Les économistes ont une part de responsabilité dans le grave mal-être ambient. Qu’il s’agisse de globalisation, d’effet de ruissellement, de destruction créatrice ou de flexibilisation du marché du travail, ils ont souvent promu des vues qui ont alimenté le ressentiment de larges pans de la population.
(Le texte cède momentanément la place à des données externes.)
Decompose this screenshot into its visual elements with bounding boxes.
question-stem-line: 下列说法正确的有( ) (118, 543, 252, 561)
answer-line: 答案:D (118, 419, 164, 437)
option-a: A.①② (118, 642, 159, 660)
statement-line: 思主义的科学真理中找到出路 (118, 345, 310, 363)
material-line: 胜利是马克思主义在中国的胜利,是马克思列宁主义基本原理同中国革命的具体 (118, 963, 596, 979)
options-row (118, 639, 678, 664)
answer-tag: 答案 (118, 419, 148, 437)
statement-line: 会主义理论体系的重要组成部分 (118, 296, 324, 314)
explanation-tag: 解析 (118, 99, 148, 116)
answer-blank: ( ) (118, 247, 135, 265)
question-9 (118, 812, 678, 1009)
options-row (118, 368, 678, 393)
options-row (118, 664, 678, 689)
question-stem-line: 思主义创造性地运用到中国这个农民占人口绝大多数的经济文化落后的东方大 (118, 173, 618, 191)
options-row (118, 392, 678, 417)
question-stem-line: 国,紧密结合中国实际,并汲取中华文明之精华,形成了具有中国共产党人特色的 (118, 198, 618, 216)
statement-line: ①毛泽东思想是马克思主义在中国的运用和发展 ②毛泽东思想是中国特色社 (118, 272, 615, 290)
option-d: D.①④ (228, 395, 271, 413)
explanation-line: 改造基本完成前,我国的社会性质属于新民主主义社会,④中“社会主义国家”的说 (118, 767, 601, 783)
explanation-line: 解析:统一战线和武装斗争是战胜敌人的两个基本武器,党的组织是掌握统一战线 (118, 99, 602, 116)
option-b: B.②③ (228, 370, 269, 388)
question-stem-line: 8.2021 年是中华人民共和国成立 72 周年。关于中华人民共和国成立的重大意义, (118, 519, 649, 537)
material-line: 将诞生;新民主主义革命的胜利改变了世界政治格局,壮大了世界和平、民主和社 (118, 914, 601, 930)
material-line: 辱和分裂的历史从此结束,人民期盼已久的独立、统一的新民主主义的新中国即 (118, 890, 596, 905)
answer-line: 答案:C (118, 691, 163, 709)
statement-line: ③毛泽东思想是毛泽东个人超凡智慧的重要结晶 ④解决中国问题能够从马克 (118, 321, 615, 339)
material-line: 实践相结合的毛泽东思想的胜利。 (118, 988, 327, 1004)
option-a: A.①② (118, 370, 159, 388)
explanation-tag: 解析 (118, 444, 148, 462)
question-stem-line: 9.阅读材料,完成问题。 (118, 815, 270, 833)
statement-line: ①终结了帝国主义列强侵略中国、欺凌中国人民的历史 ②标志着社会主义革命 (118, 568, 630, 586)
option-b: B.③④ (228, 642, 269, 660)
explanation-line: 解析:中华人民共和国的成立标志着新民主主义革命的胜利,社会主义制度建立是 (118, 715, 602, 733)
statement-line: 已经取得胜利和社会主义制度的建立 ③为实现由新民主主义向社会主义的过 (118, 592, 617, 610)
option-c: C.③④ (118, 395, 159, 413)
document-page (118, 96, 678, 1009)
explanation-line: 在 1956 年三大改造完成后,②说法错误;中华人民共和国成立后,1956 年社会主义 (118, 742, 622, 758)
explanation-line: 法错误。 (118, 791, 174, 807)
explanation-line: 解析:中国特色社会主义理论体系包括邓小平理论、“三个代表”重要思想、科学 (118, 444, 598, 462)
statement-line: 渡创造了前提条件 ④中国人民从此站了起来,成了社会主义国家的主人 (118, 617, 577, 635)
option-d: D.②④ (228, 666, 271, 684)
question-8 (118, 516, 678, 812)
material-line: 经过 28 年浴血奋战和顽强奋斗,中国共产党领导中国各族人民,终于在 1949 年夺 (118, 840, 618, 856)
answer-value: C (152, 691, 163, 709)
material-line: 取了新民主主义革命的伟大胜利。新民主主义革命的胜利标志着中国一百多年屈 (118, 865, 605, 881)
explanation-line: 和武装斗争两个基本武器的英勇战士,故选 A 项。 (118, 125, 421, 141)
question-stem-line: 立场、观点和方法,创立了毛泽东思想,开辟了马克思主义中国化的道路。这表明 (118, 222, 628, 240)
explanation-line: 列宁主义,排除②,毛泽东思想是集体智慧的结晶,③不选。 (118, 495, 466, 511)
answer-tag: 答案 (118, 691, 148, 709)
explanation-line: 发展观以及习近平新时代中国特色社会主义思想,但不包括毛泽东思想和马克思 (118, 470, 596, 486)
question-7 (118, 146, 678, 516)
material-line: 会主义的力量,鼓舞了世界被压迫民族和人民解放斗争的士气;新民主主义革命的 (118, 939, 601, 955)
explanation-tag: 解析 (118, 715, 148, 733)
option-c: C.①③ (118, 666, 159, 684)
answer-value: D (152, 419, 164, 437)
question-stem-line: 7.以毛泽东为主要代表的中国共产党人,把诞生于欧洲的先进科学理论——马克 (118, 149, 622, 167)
Comment se fait-il que l’insatisfaction populaire face aux choix politiques ne donnent pas lieu à de grandes réformes ? Une partie de la réponse est que les citoyens eux-mêmes n’aiment pas le changement. « Un tiens vaut mieux que deux tu l’auras » devient « râle sur la politique, mais la changer risque de te faire râler davantage ». Mais il est une autre explication, en termes d’incitations. C’est que perdre le pouvoir est extrêmement pénible. Honte aux perdants, qui, en perdant, perdent le sens des sacrifices personnels qu’ils ont consentis. Il serait donc salutaire d’accorder beaucoup plus d’égards aux leaders de l’opposition, en termes de reconnaissance comme de moyens financiers. C’est nécessaire pour qu’un parti ose envisager de déplaire.
Autre notion d’économiste à mettre en avant ce week-end, le lissage intertemporel de la consommation doit guider nos choix, et notamment en termes budgétaires et en termes environnementaux. Nous savons aujourd’hui avec certitude que les générations futures auront à faire face à d’énormes difficultés. Nous nous devons d’en réduire le poids maintenant, sans, simultanément, renoncer à chercher à répondre aux problèmes sociaux d’aujourd’hui. Bien sûr qu’il vaut mieux s’endetter pour, par exemple, isoler écoles et autres bâtiments publics que ne rien faire, mais le premier choix doit être d’isoler tout en comprimant le déficit public.
Terminons par une note visant à préserver le moral, inspirée du « Je n'échoue jamais, soit je réussis, soit j'apprends » de Nelson Mandela. Au lendemain des élections, dans les décisions qui seront prises, il y aura celles qui me plaisent et celles que je dois voir comme des expérimentations susceptibles de faire changer les avis.